Reviewer #2 (Public Review):

Summary:

This manuscript presents a novel and significant investigation into the role of SIRT4 For CCN2 expression in response to TGF-β by modulating U2AF2-mediated alternative splicing and its impact on the development of kidney fibrosis.

Strengths:

The authors' main conclusion is that SIRT4 plays a role in kidney fibrosis by regulating CCN2 expression via pre-mRNA splicing. Additionally, the study reveals that SIRT4 translocates from the mitochondria to the cytoplasm through the BAX/BAK pore under TGF-β stimulation. In the cytoplasm, TGF-β activated the ERK pathway and induced the phosphorylation of SIRT4 at Ser36, further promoting its interaction with importin α1 and subsequent nuclear translocation. In the nucleus, SIRT4 was found to deacetylate U2AF2 at K413, facilitating the splicing of CCN2 pre-mRNA to promote CCN2 protein expression. Overall, the findings are fully convincing. The current study, to some extent, shows potential importance in this field.

Weaknesses:

(1) Exosomes containing anti-SIRT4 antibodies were found to effectively mitigate UUO-induced kidney fibrosis in mice. While the protein loading capacity and loading methods were not mentioned.

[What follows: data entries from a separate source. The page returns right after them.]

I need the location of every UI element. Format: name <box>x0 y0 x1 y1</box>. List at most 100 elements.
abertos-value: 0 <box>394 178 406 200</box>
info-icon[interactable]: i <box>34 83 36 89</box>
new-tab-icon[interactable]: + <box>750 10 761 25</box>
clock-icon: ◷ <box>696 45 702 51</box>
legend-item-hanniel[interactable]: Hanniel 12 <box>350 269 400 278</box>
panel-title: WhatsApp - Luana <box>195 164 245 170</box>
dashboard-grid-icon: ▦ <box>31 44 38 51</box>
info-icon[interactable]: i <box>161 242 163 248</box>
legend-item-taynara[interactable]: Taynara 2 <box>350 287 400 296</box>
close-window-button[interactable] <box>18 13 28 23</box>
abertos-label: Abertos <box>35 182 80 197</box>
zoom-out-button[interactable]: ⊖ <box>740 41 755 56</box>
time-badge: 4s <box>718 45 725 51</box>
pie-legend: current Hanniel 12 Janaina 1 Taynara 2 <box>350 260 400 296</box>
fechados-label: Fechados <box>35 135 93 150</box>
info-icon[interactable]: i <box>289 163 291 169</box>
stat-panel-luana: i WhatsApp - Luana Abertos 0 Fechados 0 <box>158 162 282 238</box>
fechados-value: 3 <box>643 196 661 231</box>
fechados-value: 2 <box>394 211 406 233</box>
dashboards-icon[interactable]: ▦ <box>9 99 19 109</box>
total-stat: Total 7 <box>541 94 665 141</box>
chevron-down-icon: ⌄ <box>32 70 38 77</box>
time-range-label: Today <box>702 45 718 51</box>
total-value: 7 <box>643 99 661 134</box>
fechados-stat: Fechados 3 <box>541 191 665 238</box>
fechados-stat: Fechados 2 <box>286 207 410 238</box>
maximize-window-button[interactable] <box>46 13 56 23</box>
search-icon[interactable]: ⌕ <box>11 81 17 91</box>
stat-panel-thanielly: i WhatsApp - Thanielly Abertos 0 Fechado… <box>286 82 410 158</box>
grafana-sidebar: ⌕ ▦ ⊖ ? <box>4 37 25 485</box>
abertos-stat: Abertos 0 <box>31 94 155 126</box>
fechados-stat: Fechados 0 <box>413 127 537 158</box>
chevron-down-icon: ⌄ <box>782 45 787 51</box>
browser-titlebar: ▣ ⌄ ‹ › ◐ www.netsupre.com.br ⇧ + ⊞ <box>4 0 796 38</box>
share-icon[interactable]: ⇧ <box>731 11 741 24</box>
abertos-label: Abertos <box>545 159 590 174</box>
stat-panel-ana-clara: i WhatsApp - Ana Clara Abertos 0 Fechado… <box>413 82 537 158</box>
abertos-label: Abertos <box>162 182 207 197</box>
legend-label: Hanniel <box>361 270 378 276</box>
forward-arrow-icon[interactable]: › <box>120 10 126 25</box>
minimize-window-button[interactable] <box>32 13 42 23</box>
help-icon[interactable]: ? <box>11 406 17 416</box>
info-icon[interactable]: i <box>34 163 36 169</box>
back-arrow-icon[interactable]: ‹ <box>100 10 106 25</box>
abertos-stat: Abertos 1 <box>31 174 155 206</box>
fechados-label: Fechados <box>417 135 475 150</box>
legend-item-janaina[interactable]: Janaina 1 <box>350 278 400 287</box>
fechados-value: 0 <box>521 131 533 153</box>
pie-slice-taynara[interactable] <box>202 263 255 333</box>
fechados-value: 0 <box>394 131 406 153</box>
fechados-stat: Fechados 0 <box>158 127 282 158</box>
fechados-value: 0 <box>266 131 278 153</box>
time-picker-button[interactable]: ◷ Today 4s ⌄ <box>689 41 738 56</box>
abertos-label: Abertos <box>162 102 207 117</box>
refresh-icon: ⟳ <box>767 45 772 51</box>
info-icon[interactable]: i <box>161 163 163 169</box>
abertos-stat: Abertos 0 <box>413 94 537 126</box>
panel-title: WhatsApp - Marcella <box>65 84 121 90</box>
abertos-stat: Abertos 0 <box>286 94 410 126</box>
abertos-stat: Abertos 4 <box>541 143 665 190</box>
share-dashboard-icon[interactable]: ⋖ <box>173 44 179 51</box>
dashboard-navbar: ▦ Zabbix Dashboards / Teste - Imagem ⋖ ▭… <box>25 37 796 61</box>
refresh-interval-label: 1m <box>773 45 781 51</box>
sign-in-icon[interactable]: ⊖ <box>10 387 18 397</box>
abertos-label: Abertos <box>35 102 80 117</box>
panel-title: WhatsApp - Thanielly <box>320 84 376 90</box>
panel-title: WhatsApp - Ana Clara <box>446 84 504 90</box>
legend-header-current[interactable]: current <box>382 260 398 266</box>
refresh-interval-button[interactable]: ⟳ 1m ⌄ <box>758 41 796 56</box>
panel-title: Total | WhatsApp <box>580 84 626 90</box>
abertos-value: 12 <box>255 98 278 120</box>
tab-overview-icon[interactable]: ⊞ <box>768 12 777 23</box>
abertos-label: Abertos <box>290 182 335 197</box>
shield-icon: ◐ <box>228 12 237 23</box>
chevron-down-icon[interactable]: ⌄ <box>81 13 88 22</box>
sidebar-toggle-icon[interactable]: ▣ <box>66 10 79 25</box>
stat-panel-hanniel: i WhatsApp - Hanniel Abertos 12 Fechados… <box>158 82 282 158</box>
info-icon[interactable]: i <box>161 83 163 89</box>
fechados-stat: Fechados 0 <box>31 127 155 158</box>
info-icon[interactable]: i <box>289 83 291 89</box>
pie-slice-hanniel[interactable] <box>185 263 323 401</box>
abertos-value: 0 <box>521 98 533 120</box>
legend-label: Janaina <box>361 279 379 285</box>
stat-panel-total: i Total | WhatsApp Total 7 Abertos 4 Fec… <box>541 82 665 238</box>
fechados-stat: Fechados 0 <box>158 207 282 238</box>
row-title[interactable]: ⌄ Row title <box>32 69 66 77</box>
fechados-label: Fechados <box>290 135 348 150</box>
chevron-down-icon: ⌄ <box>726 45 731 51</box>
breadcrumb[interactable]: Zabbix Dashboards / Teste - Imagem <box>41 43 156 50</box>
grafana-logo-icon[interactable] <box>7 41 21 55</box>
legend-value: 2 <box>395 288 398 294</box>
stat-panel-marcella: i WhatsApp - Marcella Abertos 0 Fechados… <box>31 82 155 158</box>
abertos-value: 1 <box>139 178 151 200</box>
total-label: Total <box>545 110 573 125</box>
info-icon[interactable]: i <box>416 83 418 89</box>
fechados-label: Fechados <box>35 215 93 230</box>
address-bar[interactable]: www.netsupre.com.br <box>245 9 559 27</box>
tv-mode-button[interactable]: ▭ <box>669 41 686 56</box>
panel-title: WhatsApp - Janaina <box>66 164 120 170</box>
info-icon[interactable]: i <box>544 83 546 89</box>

(2) The method section is incomplete, and many methods like cell culture, cell transfection, gene expression profiling analysis, and splicing analysis, were not introduced in detail.

(3) The authors should compare their results with previous studies and mention clearly how their work is important in comparison to what has already been reported in the Discussion section.

Reviewer #3 (Public Review):

Summary:

Yang et al reported in this paper that TGF-beta induces SIRT4 activation, TGF-beta activated SIRT4 then modulates U2AF2 alternative splicing, U2AF2 in turn causes CCN2 for expression. The mechanism is described as this: mitochondrial SIRT4 transport into the cytoplasm in response to TGF-β stimulation, phosphorylated by ERK in the cytoplasm, and pathway and then undergo nuclear translocation by forming the complex with importin α1. In the nucleus, SIRT4 can then deacetylate U2AF2 at K413 to facilitate the splicing of CCN2 pre-mRNA to promote CCN2 protein expression. Moreover, they used exosomes to deliver Sirt4 antibodies to mitigate renal fibrosis in a mouse model. TGF-beta has been widely reported for its role in fibrosis induction.

Strengths:

TGF-beta induction of SIRT4 translocation from mitochondria to nuclei for epigenetics or gene regulation remains largely unknown. The findings presented here that SIRT4 is involved in U2AF2 deacetylation and CCN2 expression are interesting.

Weaknesses:

SIRT4 plays a critical role in mitochondria involved in respiratory chain reaction. This role of SIRT4 is critically involved in many cell functions. It is hard to rule out such a mitochondrial activity of SIRT4 in renal fibrosis. Moreover, the major concern is what kind of message mitochondrial SIRT4 proteins receive from TGF-beta. Although nuclear SIRT4 is increased in response to TNF treatment, it is likely de novo synthesized SIRT4 proteins can also undergo nuclear translocation upon cytokine stimulation. TGF-beta-induced mitochondrial calcium uptake and acetyl-CoA should be evaluated for calcium and acetyl-CoA may contribute to the gene expression regulation in nuclei.